Fan favorite José Cardenal forever enshrined into Cubs Hall of Fame
José Cardenal’s vividly remembers Opening Day, 1972.
It was his first time playing as a Cub at Wrigley Field, and a fly ball was hit at him in the 9th inning that hit his glove and fell, allowing a pair of runs to score to give the Phillies a 4-2 lead they would not relinquish.
“I lost it in the sun,” Cardenal said Saturday after being inducted into the Cubs Hall of Fame along with broadcaster Pat Hughes and former scout/coach Buck O’Neil.
Later, the fans began to boo him, so he spoke back.
“What do you guys want me to do?” he asked the crowd.
Those boos, turned to cheers quickly.
“Since that day, I know they accepted me,” Cardenal said. “Then after that, I was confident. The fans they were right behind me. That’s it. It was great.”
Cardenal became a fan favorite for the rest of his time with the Cubs, with his famous afro a distinguishing feature of his.
“Each time we go to the right field side, you see your people from the right field and the bleachers over there, they’re screaming at me and they love to see me chasing all those fly balls because they knew my hat was going to fall and then that’s what they wanted, a little guy running with a big ole afro,” Cardenal said. “It’s things like that you’re never going to forget.”
Cardenal started off his post-induction presser, before taking any questions, by addressing that famous hair.
“My afro is gone, so forget about it,” he said with a smile.
Cardenal’s beloved Cubs tenure was forever enshrined with the unveiling of his Hall of Fame plaque beneath the left field bleachers at Wrigley Field.

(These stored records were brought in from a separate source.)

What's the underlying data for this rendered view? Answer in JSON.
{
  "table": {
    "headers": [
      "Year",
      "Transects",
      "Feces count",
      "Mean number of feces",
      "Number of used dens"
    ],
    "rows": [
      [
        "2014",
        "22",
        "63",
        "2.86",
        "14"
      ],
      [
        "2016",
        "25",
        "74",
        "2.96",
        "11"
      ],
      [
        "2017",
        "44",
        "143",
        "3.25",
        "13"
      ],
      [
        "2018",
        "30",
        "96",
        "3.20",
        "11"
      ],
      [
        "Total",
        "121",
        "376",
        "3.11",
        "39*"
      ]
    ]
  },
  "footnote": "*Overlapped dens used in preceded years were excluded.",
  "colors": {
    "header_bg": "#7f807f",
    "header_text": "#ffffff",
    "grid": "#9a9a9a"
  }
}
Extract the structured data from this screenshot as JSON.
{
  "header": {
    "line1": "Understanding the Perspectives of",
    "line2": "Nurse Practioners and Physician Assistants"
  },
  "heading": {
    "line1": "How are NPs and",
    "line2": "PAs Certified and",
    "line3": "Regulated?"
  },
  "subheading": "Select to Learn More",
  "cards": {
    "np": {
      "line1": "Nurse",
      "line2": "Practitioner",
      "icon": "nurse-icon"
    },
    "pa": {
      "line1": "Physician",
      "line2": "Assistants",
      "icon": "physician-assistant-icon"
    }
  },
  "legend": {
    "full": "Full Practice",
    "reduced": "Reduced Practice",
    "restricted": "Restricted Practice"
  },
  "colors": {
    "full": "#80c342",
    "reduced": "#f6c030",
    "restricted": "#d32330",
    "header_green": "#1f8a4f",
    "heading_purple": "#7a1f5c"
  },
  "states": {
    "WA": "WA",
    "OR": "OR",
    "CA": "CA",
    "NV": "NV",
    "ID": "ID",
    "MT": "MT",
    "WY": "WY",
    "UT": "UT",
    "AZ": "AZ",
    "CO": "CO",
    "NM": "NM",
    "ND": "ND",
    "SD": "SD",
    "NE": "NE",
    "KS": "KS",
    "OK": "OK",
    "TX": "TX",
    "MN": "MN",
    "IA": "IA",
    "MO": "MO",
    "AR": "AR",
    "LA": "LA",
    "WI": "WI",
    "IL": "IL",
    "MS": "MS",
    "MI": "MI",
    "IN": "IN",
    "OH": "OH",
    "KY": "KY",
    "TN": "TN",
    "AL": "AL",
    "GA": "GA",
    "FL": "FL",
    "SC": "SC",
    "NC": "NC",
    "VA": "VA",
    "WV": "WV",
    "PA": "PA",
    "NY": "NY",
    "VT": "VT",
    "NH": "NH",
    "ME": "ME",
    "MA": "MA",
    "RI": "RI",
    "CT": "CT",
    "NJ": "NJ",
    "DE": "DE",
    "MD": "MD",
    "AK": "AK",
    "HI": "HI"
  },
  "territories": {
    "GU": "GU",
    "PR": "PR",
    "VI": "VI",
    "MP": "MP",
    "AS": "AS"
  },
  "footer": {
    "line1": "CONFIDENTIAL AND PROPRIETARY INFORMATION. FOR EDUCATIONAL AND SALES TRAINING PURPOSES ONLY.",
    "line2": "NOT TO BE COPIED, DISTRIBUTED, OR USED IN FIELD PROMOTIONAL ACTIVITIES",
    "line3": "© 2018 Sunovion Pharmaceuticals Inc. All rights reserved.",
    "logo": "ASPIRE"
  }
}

“It means a lot to me because I know I’m going to be there forever,” Cardenal said with a tear running down his cheek. “Nobody can take it away from me, so I’m glad that I’m here today. I’d like to thank the Cubs fans to support me all these years. They were right behind me all the time. They did a lot of good things for me.”
In his six seasons with the Cubs, Cardenal hit .296 with 61 home runs, 343 RBI and 129 stolen bases. He had the best seasons of his career in Chicago, posting career highs in home runs, batting average and OPS as a member of the Cubs.
“I had more fun in my life just with those fans than anything in my life,” Cardenal said. “It was good. It was good. I enjoyed it. I was a Cub fan.”
He became a fan-favorite, with many high-profile Cubs fans naming him as their favorite player. When the Cubs won the World Series in 2016, Cardenal was there as he was former First Lady Michelle Obama’s favorite player.
“She saw me for the first time in her life and she just found me and grabbed me and [started] hugging me and I was shocked,” Cardenal said. “I didn’t talk to her. I didn’t say nothing to her. This was something that I’m never going to forget in my life.”
Pearl Jam’s Eddie Vedder was a Cardenal fan, too. Vedder was on the call with Cubs president of business operations Crane Kenney when Cardenal got the call he was being inducted.
“I was stunned,” Cardenal said. “I could not talk to tell you the truth. I didn’t say anything. All I said was thank you. That’s it. I was [frozen] until today. That’s it. But it was great.”